Neural networks are fickle tools.

You never will get exactly the same result on two different initialization and training exercises. This is one reason artificial intelligence (a.i.) trading has stagnated since the mid to late 1990s. Most end users cannot accept the peculiarities of popular tools, and the demand for mainstream innovation has stalled out.

But innovation hasn’t stopped on all fronts. Many ideas have advanced trading a.i. into new frontiers. One is kernel regression, which is a supervised modeling method, just like backpropagation, but it does not start with random initial conditions. This means you don’t need to retrain a model using the same input/output data 10 times to deal with the initial condition problem.

Kernel regression does have its own issues. Typically, it loses robustness quickly with too many inputs. A good rule of thumb is to stay below 15 inputs, and preferably 10; otherwise, expect problems. However, with smart design and domain expertise, this limited number of inputs is not an issue.

Kernel regression is known as a support vector machine (SVM) algorithm. This type of algorithm constructs an n-dimensional space that separates the data into different classifications. SVM models are closely related to neural network models, and a sigmoid kernel function is equivalent to what can be done with a two-layer feed-forward neural network.

Using a kernel function, SVMs are an alternative training method for polynomial, radial-basis functions and multi-layer perception classifiers, where the weights of the network are found by solving a quadratic programming problem with linear constraints. This is done rather than solving a non-convex, unconstrained minimization problem, as in standard neural network training.

SVMs are described as having attributes, and a transformed attribute that is used to define the hyperplane is called a feature. Choosing the most suitable representation is known as feature selection. A set of features that describes one case (that is, a row of predictor values) is called a vector. The goal of SVM modeling is to find the optimal hyperplane that separates clusters of vectors in such a way that cases with one category of the target variable are on one side of the plane and cases with the other category are on the other side of the plane. The vectors that are near the hyperplane are the support vectors.

A two-dimensional example helps to visualize the concept. Assume that our data have a target variable with two categories. Also, assume that there are two predictor variables with continuous values. If we plot the data points using the value of one predictor on the X-axis and the other on the Y-axis, we might end up with an image such as the one shown in “Cuts two ways” (right). One category of the target variable is represented by rectangles, while the other category is represented by ovals.

In this idealized example, the cases with one category are in the lower left corner, while the cases with the other category are in the upper right corner; the cases are completely separated. The SVM analysis attempts to find a one-dimensional hyperplane (a line) separating the cases based on their target categories. An infinite number of possible lines to separate the categories exists; there are two candidate lines shown in the example. We need to determine which line is a better divider.

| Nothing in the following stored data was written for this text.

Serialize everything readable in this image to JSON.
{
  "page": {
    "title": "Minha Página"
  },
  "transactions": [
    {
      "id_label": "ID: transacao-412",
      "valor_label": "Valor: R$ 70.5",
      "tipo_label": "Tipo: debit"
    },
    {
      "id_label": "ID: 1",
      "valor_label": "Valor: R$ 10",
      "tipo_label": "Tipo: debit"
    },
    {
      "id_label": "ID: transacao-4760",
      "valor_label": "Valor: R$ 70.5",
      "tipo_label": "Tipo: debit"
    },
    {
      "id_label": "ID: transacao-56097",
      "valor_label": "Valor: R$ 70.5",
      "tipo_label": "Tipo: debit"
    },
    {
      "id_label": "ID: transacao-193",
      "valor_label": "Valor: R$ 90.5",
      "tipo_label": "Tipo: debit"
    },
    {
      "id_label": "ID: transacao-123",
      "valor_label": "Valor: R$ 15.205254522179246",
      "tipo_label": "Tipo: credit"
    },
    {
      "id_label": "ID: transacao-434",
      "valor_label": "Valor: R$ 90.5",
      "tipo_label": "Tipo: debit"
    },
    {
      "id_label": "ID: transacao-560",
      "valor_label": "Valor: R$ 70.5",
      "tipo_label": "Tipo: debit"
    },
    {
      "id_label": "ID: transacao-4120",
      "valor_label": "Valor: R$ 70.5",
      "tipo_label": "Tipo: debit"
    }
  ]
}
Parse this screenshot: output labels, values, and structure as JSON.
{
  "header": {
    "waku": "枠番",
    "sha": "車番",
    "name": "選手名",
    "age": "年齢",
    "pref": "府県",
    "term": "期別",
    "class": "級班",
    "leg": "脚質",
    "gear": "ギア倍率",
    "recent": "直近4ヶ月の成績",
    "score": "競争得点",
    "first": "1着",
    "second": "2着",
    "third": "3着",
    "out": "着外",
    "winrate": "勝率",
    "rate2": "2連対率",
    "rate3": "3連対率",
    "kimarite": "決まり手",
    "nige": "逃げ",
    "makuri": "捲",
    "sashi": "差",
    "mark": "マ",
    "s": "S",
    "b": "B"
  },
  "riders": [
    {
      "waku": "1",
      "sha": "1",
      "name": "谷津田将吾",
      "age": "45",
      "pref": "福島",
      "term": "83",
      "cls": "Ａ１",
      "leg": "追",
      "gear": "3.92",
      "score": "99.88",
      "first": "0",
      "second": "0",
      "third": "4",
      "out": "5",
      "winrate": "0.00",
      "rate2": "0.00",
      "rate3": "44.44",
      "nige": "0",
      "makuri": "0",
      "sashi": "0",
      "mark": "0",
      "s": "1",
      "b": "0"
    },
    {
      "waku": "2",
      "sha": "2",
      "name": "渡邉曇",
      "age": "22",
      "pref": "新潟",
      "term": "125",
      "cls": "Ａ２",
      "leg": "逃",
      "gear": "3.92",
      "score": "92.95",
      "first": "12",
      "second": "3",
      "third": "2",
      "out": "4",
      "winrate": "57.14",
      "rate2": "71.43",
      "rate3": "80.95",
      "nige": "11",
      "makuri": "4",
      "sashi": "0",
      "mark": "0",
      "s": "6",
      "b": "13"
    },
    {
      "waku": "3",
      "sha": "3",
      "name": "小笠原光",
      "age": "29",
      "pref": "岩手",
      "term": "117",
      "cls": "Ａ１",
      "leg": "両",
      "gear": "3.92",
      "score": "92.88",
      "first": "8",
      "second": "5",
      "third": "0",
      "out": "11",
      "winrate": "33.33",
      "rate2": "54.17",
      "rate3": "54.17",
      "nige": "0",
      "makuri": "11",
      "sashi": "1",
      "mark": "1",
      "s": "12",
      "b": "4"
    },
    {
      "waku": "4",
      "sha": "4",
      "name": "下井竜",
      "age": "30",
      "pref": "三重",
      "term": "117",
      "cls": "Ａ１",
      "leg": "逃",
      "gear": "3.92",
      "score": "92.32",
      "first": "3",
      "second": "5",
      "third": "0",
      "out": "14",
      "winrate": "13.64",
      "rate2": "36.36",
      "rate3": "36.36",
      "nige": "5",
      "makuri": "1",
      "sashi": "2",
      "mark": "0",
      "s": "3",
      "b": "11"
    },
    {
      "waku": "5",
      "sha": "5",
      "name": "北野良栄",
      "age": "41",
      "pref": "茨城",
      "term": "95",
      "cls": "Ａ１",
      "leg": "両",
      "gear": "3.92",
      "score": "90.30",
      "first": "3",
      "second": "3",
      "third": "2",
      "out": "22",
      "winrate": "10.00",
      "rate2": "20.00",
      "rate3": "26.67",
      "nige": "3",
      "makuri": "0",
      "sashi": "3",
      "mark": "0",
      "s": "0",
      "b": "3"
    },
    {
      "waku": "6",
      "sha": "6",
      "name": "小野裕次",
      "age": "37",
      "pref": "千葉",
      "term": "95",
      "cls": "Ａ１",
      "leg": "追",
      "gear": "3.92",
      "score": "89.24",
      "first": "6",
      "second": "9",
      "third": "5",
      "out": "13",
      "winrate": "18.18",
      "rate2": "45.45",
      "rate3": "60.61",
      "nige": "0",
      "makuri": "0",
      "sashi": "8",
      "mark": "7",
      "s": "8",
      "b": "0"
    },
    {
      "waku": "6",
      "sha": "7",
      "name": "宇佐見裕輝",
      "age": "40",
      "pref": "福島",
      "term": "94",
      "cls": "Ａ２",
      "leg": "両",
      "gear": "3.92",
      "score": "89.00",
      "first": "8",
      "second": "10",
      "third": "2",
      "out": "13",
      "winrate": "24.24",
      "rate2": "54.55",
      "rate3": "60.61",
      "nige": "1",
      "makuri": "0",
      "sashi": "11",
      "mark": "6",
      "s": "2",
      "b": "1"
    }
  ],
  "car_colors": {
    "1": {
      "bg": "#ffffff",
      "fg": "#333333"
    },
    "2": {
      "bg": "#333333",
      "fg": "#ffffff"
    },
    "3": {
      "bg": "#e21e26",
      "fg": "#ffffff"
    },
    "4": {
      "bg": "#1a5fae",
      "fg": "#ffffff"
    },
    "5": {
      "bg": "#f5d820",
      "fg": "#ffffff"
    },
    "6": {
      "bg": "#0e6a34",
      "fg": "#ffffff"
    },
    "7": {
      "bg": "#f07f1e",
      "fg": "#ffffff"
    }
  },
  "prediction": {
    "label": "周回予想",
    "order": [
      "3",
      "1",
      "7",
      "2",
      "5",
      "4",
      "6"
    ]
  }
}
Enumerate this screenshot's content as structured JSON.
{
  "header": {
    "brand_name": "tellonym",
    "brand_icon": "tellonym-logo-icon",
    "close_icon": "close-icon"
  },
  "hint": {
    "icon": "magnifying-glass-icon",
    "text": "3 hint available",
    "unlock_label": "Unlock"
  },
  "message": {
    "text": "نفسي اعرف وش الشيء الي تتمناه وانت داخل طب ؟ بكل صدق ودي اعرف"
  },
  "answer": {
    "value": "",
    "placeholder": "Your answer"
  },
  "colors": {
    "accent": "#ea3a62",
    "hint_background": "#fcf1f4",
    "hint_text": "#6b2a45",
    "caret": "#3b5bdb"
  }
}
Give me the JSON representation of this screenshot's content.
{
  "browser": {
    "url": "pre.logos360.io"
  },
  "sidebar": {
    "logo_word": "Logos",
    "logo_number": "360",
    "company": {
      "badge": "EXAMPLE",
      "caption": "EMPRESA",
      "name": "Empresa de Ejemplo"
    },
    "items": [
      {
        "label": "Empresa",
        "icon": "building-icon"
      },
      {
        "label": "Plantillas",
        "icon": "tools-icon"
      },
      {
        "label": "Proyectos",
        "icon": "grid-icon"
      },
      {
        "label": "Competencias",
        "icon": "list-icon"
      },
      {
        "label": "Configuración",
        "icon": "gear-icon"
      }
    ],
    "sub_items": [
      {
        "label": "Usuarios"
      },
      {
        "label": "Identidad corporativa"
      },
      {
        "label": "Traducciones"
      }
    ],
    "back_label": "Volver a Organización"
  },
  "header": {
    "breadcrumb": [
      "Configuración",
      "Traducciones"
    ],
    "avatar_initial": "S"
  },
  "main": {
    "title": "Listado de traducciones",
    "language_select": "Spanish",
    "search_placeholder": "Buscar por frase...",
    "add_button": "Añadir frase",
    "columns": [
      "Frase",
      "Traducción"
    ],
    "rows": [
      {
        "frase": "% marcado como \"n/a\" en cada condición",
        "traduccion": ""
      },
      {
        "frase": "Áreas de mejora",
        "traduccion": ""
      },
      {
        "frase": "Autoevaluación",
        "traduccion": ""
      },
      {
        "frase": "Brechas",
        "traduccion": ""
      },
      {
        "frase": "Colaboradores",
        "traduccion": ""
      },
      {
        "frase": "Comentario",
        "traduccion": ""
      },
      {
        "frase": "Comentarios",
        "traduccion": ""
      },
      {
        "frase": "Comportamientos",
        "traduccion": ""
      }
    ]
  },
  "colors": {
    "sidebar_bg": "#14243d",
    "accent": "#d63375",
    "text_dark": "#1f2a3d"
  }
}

The parallel dashed lines mark the distance between the dividing line and the closest vectors to the line. The distance between the dashed lines is called the margin. The vectors (points) that constrain the width of the margin are the support vectors. An SVM analysis finds the line that is oriented to maximize the margin between the support vectors. In the figure, the line in the right panel is superior to the line in the left panel.

If all analyses consisted of two-category target variables with two predictor variables and clusters of points that could be divided by a straight line, life would be easy. Unfortunately, this is not generally the case.

WHEN LINES GO CROOKED

What if your data points can be separated with a straight line? In other words, they are linear. Rather than fitting nonlinear curves to the data, SVM separates the data by using a kernel function to map the data into a different space where a hyperplane can be used to do the separation (see “Different view,” page 40).

The concept of a kernel mapping function is powerful. It allows the SVM models to perform separations with very complex boundaries.

Many kernel mapping functions can be used — probably an infinite number. However, few kernel functions have been found to work well in a wide variety of applications. The default and recommended kernel function is the radial basis function (RBF).

There are two parameters used in RBF kernels, C and Y. It is not known beforehand which C and/or Y is the best solution for one problem; consequently, some kind of model selection (parameter search) must be done. The goal is to identify good (C,Y) so that the classifier can accurately predict unknown data (the training data). A common approach is to separate training data into two parts where one is considered unknown in the training of the classifier. Then, the prediction accuracy on this particular set can more precisely reflect the performance on classifying unknown data. An improved version of this procedure is known as cross-validation.

In v-fold cross-validation, the training set is divided into v subsets of equal size. Sequentially, one subset is tested using the classifier trained on the remaining v-1 subsets. We use each instance of the whole training set in predicting the cross-validation accuracy, which is the mean squared error (MSE). The cross-validation procedure can prevent the over-fitting problem that was discussed earlier in this manual.

The grid search determines the C and Y using cross-validation. Basically, pairs of (C,Y) are tried and the one with the best cross-validation accuracy is picked. It was found that trying exponentially growing sequences of C and Y is a practical method to identify good parameters.